De vergoeding van immateriële schade is niet toewijsbaar
5.10.
[gedaagde] vordert een bedrag van € 3.750,00 als vergoeding van de immateriële schade. [gedaagde] stelt dat het CAK psychische druk op heeft uitgeoefend en zijn levensvreugde ernstig is aangetast door de werkwijze van het CAK.
5.11.
Voor het toekenning van een immateriële schadevergoeding voor geestelijk letsel, is vereist dat de oorzaak van de psychische schade met stukken concreet wordt onderbouwd en dat de schade naar objectieve maatstaven vastgesteld kan worden. [gedaagde] heeft geen stukken in de procedure gebracht die als bewijs kunnen dienen voor de geestelijke schade die hij zou lijden door de handelswijze van het CAK. De vergoeding van € 3.750,00 is dan ook niet toewijsbaar.
[gedaagde] moet de proceskosten van CAK betalen en ook zijn eigen proceskosten dragen
5.12.
[gedaagde] is in het ongelijk gesteld en moet daarom de proceskosten (waar ook de nakosten onder vallen) betalen.
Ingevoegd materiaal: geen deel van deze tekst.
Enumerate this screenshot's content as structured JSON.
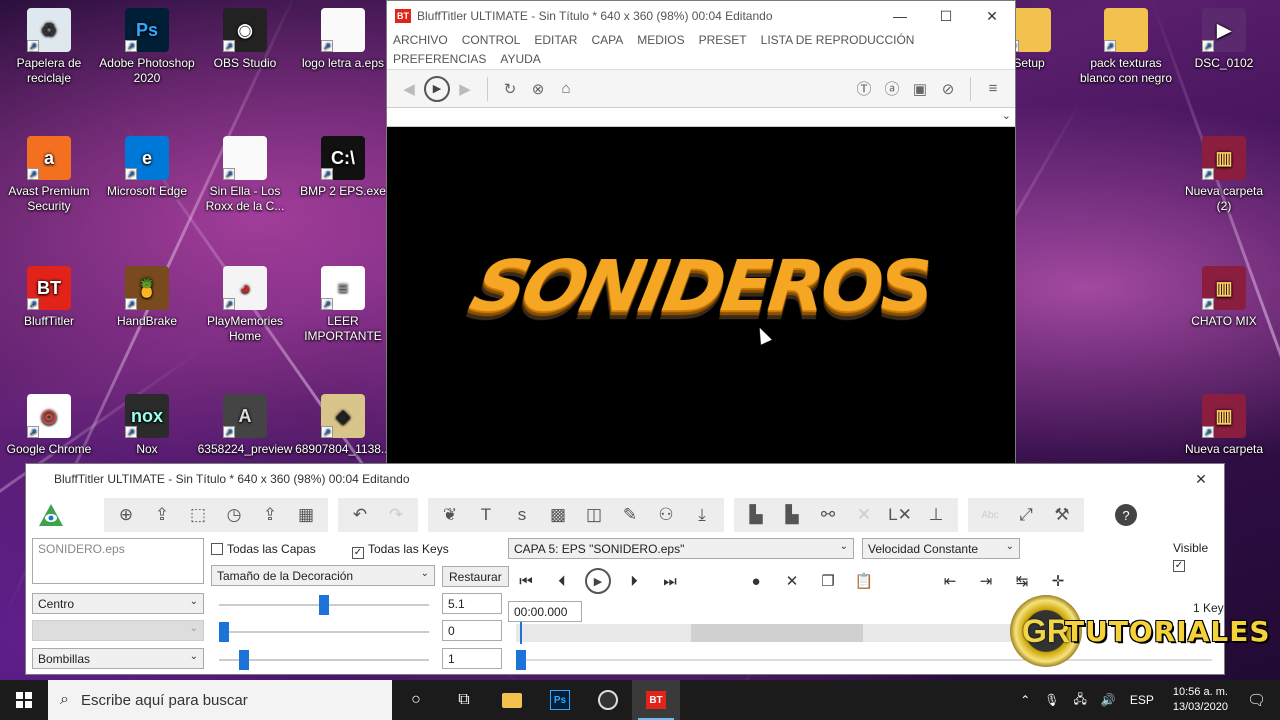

Dit betekent dat zijn eigen vordering tot het vergoeden van de juridische kosten van € 937,50 wordt afgewezen. De proceskosten van het CAK worden begroot op:
- kosten van de dagvaarding:
130,49
- griffierecht:
128,00
- salaris gemachtigde:
120,00
(3 punten × € 40,00)
- nakosten:
60,00
(1/2 punt van salaris gemachtigde)
Totaal
438,49
5.13.
Met betrekking tot de nakosten oordeelt de kantonrechter dat als [gedaagde] niet binnen veertien dagen na aanschrijving aan dit vonnis voldoet en het vonnis vervolgens wordt betekend, [gedaagde] ook de kosten van betekening moet betalen.
De uitvoerbaarheid bij voorraad wordt toegewezen
5.14.
De vorderingen worden, zoals door het CAK gevorderd, uitvoerbaar bij voorraad verklaard. Dit betekent dat het vonnis meteen kan worden uitgevoerd, ook als hoger beroep wordt ingesteld.
De proceskosten in reconventie
5.15.
Omdat de tegenvorderingen van [gedaagde] wordt afgewezen, moet [gedaagde] ook de proceskosten die zien op dit deel van de procedure betalen. De tegenvorderingen van [gedaagde] vloeien voort uit zijn verweer tegen de vorderingen (in conventie) van het CAK. Dit brengt met zich mee dat de proceskosten in reconventie worden begroot op € 60,00. Dit is de helft van het salaris van de advocaat in conventie.

6.De beslissing

De kantonrechter
in conventie
6.1.
veroordeelt [gedaagde] om aan het CAK te betalen een bedrag van € 126,19, te vermeerderen met de wettelijke rente als bedoeld in artikel 6:119 BW met ingang van 29 augustus 2023, tot de dag van volledige betaling;
6.2.
veroordeelt [gedaagde] in de proceskosten van € 438,49, te betalen binnen veertien dagen na aanschrijving daartoe, te vermeerderen met de kosten van betekening als [gedaagde] niet tijdig aan dit vonnis voldoet en het vonnis daarna wordt betekend;
in reconventie
6.3.
wijst de vorderingen van [gedaagde] af;
6.4.
veroordeelt [gedaagde] om aan het CAK de proceskosten van € 60,00 te betalen;
in conventie en in reconventie
6.5.
verklaart dit vonnis uitvoerbaar bij voorraad;
6.6.
wijst het meer of anders gevorderde af.
Dit vonnis is gewezen door mr. R.F. van Aalst en in het openbaar uitgesproken op 26 maart 2024.